どうやったら自分が昔より成長したって事を証明できるんだろう(5巻)

 ⇒この漫画で一番ささったセリフ。

こいつはみんなの気持ちを知りもせず 勝手にそれが一番いいって判断して飛び降りやがったんだ!!

 ⇒めちゃくちゃ暴力的なシーンだけど,言っていることは的を射ている。だから結弦も止められなかったのかな…。

もう意味ないってわかったから。これを見たら死にたくなくなると思って(6巻)

 ⇒結弦の考えがここでわかる。ここも名シーン。

『四月は君の嘘』新川直司

1巻がKindleで無料だったので、ついつい読んでしまったのが運の尽き。

気がつけば最終巻まで一気に読んでました。

 

以下ネタバレあり。

前半は母の虐待じみた教育と、母を失ったストレスで心に傷を負った公生がその傷を超えていく物語。
後半はその傷を乗り越える力をくれた人であり、公生の恋の相手であるかをりが病にどう向き合うかの物語。

もう、本当に腹の立つくらい王道というか、読み飽きたラブコメで、不治の病の少女の話。
(中学から高校にかけて不治の病ものを読みすぎた反動か、基本的には不治の病ものが嫌いである。

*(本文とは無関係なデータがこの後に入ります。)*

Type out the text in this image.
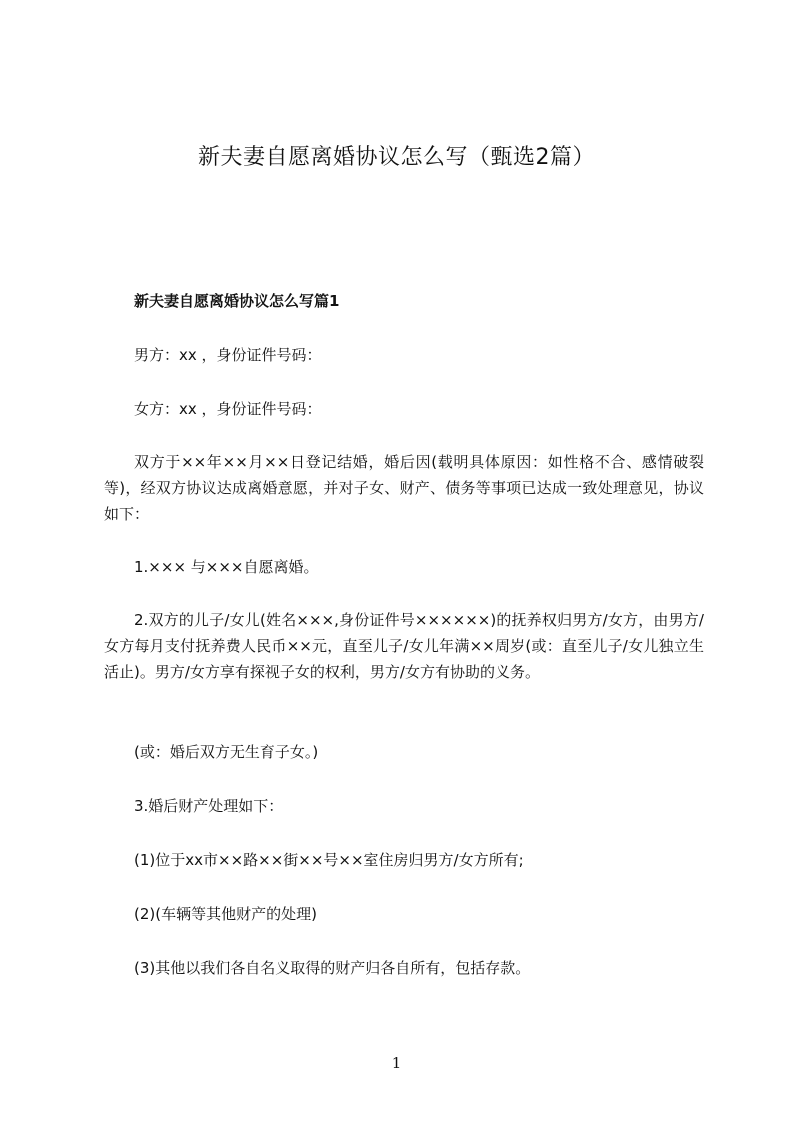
新夫妻自愿离婚协议怎么写（甄选2篇）

新夫妻自愿离婚协议怎么写篇1

男方：xx ，身份证件号码：

女方：xx ，身份证件号码：

双方于××年××月××日登记结婚，婚后因(载明具体原因：如性格不合、感情破裂等)，经双方协议达成离婚意愿，并对子女、财产、债务等事项已达成一致处理意见，协议如下：

1.××× 与×××自愿离婚。

2.双方的儿子/女儿(姓名×××,身份证件号××××××)的抚养权归男方/女方，由男方/女方每月支付抚养费人民币××元，直至儿子/女儿年满××周岁(或：直至儿子/女儿独立生活止)。男方/女方享有探视子女的权利，男方/女方有协助的义务。

(或：婚后双方无生育子女。)

3.婚后财产处理如下：

(1)位于xx市××路××街××号××室住房归男方/女方所有;

(2)(车辆等其他财产的处理)

(3)其他以我们各自名义取得的财产归各自所有，包括存款。

1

嫌いというか、「そんなもん泣けるに決まってるだろーが。」と思ってちょっと冷めてしまう)
それでも、一気に読んだのは多分下の二つ要素が気になったから。①は読み終わった今も納得がいかない。②は純粋にいい点だと思う。

①納得のいかない点:主人公の成長について

公生の母親は完全に虐待をしており、それによって負った公生の精神的傷を彼がどう乗り越えるかが気になった。
これについては、正しいのか答えはでない。母親の教育は明らかに行きすぎていたし、それによって公生はかなり強いトラウマを持つことになった。
その結果があるだけで、もはや母親がどれだけ子どもを愛していようとアウトじゃないかと思ってしまう面もある。
ただ、難しいのは母親が故人であり、行き過ぎた教育が彼女自身が病に臥せった結果だとすれば多少、同情もしてしまう。
いやーでもどうしてもあの母親はダメだと思うなー。最終的に公生が乗り越えられたからいいのかもしれないけど、もっと母親が否定される書き方でも良かったんじゃない?とか思っちゃう。
つーか、どうしても納得いかないのが父親の存在の無さ。おかしいだろ。妻が病で死にそうで日常的に虐待をしており、その妻が死んだあと、明らかに息子の様子がおかしいのに特になにをするわけでもないって。放任主義の一言で終えていい問題じゃねーぞ。完全にネグレクト。公生の負の感情が一切父親に向かわないのはおかしいだろ。母親との決着はきちんとついていたと思うけど、(その決着についてモヤモヤしないわけではないけど)父親のこと一切描写しないのはいくらなんでも無理があると思ってしまった。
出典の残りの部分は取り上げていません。